Here, we look at three such stocks that have significant downside potential from current trading prices.
One of the top-performing stocks on the NASDAQ, Moderna (NASDAQ: MRNA), is up a staggering 1,760% since it went public in late 2018. It has more than tripled in 2021 and has gained 320% in the last year. Moderna stock is currently trading at $340 valuing it a market cap of $138 billion. Wall Street forecasts Moderna to increase sales by 2,180% to $18.32 billion in 2021. Comparatively, its earnings might improve from a loss per share of $1.96 in 2020 to earnings of $24.57 in 2021.
Moderna expects to produce between 800 million and 1 billion COVID-19 doses in 2021 allowing the company to derive over $19 billion in sales this year. The company is one of the leading COVID-19 vaccine manufacturers in the world but there is a chance for sales to fall off a cliff once the pandemic is bought under control.
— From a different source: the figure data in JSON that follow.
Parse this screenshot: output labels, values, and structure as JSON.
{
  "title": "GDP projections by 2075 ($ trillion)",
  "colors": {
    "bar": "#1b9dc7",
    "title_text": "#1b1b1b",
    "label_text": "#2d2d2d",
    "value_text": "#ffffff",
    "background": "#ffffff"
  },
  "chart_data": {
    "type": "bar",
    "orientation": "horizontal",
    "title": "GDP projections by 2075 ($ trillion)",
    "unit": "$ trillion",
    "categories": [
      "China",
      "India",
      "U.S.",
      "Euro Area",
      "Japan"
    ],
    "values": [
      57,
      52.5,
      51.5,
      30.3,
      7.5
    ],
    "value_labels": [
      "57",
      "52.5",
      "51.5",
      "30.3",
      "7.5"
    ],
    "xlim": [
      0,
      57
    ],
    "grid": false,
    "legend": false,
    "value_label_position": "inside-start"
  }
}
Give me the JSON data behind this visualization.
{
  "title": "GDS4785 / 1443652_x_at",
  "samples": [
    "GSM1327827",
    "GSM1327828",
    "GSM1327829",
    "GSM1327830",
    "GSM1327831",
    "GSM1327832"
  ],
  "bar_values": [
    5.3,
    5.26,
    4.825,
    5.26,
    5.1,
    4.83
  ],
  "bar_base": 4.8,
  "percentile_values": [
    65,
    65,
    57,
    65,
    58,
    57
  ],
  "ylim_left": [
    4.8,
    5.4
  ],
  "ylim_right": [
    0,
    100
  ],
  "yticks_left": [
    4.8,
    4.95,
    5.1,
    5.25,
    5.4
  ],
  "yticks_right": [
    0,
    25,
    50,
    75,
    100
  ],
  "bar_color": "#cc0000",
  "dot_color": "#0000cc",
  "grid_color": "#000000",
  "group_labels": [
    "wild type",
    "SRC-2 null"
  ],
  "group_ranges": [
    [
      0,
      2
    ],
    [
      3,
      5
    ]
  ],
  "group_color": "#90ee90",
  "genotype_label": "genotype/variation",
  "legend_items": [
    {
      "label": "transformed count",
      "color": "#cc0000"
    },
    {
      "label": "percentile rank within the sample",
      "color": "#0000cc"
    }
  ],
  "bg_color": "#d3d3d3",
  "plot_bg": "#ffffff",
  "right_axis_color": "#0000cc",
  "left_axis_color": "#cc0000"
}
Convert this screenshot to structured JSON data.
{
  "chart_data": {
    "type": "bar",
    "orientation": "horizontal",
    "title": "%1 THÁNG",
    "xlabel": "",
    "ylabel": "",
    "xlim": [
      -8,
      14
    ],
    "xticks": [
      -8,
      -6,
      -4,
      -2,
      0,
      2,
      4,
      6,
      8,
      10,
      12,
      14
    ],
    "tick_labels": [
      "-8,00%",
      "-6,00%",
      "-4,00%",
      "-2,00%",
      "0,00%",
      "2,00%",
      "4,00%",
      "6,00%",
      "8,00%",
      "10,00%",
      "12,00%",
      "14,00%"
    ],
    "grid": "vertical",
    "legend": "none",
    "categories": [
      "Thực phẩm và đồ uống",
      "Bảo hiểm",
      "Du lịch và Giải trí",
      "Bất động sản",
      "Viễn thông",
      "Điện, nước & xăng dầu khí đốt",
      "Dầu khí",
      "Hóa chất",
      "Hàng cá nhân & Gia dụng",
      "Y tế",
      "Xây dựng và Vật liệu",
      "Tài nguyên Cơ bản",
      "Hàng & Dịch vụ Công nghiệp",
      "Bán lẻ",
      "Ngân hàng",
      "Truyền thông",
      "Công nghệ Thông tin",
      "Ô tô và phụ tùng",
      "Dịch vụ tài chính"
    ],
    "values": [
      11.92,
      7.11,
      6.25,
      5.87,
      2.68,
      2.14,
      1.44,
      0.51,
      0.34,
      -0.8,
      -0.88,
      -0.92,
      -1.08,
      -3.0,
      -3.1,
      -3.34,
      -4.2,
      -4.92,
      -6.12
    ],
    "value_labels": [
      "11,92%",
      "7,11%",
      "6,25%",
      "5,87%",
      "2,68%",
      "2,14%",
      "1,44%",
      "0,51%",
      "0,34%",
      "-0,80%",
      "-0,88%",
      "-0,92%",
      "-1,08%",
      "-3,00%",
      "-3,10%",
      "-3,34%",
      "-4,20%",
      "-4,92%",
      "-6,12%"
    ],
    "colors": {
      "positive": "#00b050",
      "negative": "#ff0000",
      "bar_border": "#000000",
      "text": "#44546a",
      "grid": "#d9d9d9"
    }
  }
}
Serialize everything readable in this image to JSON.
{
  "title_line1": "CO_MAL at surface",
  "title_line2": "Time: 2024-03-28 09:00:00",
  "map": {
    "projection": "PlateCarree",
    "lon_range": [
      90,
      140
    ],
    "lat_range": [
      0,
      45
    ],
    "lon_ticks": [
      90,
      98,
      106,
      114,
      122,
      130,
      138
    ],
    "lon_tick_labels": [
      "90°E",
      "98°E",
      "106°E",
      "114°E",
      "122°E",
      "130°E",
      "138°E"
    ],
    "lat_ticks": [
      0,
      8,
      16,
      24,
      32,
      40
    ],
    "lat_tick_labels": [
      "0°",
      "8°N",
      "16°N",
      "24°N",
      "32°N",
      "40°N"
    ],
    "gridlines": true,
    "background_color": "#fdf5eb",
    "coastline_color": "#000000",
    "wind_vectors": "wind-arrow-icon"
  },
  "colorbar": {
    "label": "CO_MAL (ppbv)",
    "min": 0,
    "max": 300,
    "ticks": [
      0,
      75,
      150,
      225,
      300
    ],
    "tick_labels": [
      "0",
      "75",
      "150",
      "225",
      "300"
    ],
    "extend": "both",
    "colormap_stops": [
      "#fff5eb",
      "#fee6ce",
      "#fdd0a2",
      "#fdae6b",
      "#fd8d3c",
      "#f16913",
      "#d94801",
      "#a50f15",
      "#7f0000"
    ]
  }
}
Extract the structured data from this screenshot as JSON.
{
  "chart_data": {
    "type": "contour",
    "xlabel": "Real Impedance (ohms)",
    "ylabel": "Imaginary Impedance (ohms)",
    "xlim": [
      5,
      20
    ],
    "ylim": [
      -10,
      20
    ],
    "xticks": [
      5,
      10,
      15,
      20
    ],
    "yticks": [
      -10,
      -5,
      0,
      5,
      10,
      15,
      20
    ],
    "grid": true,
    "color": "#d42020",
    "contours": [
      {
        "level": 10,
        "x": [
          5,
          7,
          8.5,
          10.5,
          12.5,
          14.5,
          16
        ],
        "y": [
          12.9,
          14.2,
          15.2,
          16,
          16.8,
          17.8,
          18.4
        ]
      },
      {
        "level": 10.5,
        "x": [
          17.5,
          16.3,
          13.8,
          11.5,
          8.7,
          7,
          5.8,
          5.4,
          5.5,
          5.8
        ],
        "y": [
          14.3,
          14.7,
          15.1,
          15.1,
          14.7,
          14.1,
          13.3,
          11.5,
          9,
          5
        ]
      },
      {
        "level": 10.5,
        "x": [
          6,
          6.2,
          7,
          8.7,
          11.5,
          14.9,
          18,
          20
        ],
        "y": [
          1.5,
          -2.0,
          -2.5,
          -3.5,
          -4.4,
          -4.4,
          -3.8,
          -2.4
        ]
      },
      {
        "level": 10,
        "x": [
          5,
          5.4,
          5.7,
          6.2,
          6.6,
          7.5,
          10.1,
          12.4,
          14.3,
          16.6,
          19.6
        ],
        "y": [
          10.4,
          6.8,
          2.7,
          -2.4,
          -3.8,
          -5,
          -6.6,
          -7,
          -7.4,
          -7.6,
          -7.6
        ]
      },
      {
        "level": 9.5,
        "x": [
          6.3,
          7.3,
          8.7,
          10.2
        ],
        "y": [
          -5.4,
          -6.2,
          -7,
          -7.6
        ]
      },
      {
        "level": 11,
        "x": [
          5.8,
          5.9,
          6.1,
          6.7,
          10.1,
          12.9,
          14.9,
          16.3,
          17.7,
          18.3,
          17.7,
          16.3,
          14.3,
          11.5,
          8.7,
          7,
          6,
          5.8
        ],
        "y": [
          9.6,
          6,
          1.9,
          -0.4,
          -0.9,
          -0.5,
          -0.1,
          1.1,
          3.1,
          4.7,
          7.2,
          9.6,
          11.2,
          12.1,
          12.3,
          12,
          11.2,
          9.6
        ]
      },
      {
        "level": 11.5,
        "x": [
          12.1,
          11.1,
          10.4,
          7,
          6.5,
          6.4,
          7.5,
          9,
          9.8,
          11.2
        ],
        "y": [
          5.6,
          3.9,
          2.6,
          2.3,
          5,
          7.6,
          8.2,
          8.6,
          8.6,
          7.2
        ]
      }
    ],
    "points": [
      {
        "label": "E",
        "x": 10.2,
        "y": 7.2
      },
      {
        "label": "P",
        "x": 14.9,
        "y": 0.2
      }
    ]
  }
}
For example, Moderna sales are estimated to fall by 16% to $15.35 billion in 2022 while earnings might decline to $18.2 per share as well. Analysts tracking the stock have a 12-month average price target of $185 for MRNA stock which is 46% below its current trading price.
The second stock on my list is cannabis giant Cronos Group (NASDAQ: CRON). This Canada-based pot producer has severely underperformed the broader markets in the last two years. CRON stock is trading 68% below record highs and might lose another 20% from current levels.
In 2021, analysts expect Cronos to increase sales by 55% to $72.26 million. Comparatively, its also forecast to report a loss per share of $0.62 this year. Given it has 371.66 million outstanding shares, total losses will stand at $230 million in 2021. So, Cronos is expected to lose over $3 for every $1 in sales.
Cronos ended Q1 with $1.24 billion in cash which means it has enough liquidity to improve its profit margins without having to dilute shareholder wealth. In the March quarter, its sales rose by 50% year over year to $12.6 million. However, it still reported a negative gross margin and an operating loss of $43.5 million.
Cronos has just $9.36 million in debt and is backed by tobacco giant Altria. The latter pumped in $1.2 billion into Cronos to acquire a 45% stake in the company, back in 2018.
One of the most popular meme stocks in 2021, AMC Entertainment (NYSE: AMC) can lose up to 87% in market value in the next year, according to consensus price target estimates. AMC shares are up close to 2,000% year to date primarily due to a group of retail traders on Redditt who initiated a short-squeeze on the stock.
However, the company remains fundamentally weak as it ended Q1 with $813 million in cash and $11 billion in debt. It raised capital in Q2 which will increase its cash balance to approximately $2.2 billion in the June quarter. AMC also has $11 billion in debt and is forecast to report an adjusted net loss of $3.16 per share in 2021. It has 513 million outstanding shares so the net loss will be over $1.6 billion.
Analysts also expect a loss of $0.81 per share in 2022 which suggests AMC will have to raise additional capital going forward, making it one of the riskiest bets on Wall Street.
Disclaimer: The writer is an experienced financial consultant who writes for Finscreener.org. The observations he makes are his own and are not intended as investment or trading advice.